Other than a small band of warriors at the Treasury Department and, of course, the debtor countries. There were not many in either the US government, the G-7 or the banking community who really felt that what was needed was a new beginning. We were told that this was the end of the financial system as we know it; that we were sanctioning non-payment, we were sanctioning default, we were sanctioning "deadbeat" behavior. We had some tense discussions at the Treasury Department at the time of the spring meeting of the World Bank. We invited some US bankers down to the Treasury for a luncheon meeting and it was venomous. Venomous is the only word to describe it.
Are there any memorable moments or turning points in those first Brady negotiations between the banks and the Mexicans?
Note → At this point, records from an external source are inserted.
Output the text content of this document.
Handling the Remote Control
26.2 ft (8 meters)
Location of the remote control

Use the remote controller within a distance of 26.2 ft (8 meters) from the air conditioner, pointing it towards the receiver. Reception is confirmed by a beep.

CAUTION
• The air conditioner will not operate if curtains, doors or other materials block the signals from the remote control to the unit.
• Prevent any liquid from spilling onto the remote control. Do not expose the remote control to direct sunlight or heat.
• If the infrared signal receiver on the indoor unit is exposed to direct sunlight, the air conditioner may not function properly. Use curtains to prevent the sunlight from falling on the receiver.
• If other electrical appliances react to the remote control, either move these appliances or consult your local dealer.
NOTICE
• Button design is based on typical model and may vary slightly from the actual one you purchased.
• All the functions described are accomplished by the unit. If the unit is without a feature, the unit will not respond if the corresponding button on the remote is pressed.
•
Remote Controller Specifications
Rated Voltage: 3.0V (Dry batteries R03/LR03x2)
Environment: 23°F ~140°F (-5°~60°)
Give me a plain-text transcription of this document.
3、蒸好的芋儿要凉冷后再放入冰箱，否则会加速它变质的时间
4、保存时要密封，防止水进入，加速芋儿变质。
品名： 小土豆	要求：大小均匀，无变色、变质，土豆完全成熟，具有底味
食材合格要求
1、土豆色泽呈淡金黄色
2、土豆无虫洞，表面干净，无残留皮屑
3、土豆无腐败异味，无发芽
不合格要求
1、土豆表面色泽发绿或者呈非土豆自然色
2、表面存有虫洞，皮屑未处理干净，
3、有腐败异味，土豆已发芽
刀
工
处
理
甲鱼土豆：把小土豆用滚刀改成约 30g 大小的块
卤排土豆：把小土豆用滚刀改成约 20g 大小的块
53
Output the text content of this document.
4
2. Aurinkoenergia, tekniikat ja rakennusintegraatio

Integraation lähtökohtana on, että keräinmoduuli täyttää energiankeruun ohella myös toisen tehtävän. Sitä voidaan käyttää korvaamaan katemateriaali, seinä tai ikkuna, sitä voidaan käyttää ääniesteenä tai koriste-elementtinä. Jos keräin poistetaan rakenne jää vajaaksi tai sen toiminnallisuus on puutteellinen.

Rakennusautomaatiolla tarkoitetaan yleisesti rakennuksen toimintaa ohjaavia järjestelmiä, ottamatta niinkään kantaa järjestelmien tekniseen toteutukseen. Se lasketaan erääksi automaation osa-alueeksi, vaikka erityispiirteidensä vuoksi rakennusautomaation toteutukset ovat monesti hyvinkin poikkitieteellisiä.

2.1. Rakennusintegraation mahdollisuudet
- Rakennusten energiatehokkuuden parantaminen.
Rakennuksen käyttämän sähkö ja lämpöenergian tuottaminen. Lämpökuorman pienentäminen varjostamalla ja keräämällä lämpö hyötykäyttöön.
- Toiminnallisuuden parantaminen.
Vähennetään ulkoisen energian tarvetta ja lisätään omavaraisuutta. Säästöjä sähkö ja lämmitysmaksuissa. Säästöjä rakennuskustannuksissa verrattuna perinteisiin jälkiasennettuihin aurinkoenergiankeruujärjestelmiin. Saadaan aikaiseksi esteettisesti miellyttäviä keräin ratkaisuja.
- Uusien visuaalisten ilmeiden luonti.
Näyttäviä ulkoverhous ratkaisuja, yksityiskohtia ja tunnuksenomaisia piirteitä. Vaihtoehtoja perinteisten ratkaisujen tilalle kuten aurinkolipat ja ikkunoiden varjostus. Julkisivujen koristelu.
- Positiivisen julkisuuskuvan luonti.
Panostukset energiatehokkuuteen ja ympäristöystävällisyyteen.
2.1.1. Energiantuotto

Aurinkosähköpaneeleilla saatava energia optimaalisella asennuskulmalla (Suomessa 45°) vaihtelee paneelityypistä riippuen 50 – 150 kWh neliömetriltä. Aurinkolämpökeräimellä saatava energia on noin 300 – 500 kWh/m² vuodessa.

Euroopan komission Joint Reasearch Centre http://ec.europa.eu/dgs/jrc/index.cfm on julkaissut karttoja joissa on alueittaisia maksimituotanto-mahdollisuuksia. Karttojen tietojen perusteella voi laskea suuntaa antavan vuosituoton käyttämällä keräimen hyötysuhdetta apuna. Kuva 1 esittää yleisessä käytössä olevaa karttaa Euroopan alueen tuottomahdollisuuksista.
There were two: first, there was an IFC meeting in Madrid in the spring of 1989 and that was a critical environment for advancing the negotiations. I was there on behalf of Secretary Brady; Pedro Aspe was there and John Reed and Lew Preston and a number of bankers were there. I remember shuttling back and forth a fair amount between the bankers and Aspe. We were able to get quite a lot done in the corridors around that meeting.The other thing that comes to mind were the numerous discussions that Brady and Mulford and I had with Salinas's chief of staff at the time, Pepe Cordoba, around the edges of the G-7 meeting in Paris. That was around Bastille Day in 1989 and Secretary Brady went to church along with President Bush that day. I don't make it a habit when I'm travelling of going to church, but I agreed to meet the Secretary after the service. So I went down the street for a coffee and sitting there was Pepe Cordoba, and I went over and had breakfast with him. And subsequently the Secretary met with him and tried to persuade him to take the practical view and go forward with the negotiations.Brady sent out signals to both sides that by the summer they had better start closing deals. It finally happened in a meeting at the Treasury on a long, hot weekend in July. By that time, we had a good rapport with the Mexicans, and the people who had criticized the plan, like Gerry Corrigan, were by then finally on board.
Are there any other episodes that really stand out in your mind?
I remember a particularly difficult meeting with President Menem, when right in from of me he fired his finance minister, which I've always felt somewhat guilty about. I walked out of that meeting feeling really awful. Although I felt that the guy probably needed to be fired, I had partly provoked it because before the meeting I really laid down on behalf of Secretary Brady some pretty hard guidelines that we thought were necessary if Argentina was to have our support and the IMF's support. When the minister hemmed and hawed and started dragging his feet, Menem just turned to him and...well, my Spanish isn't perfect, but it's good enough to understand what he said without a translator.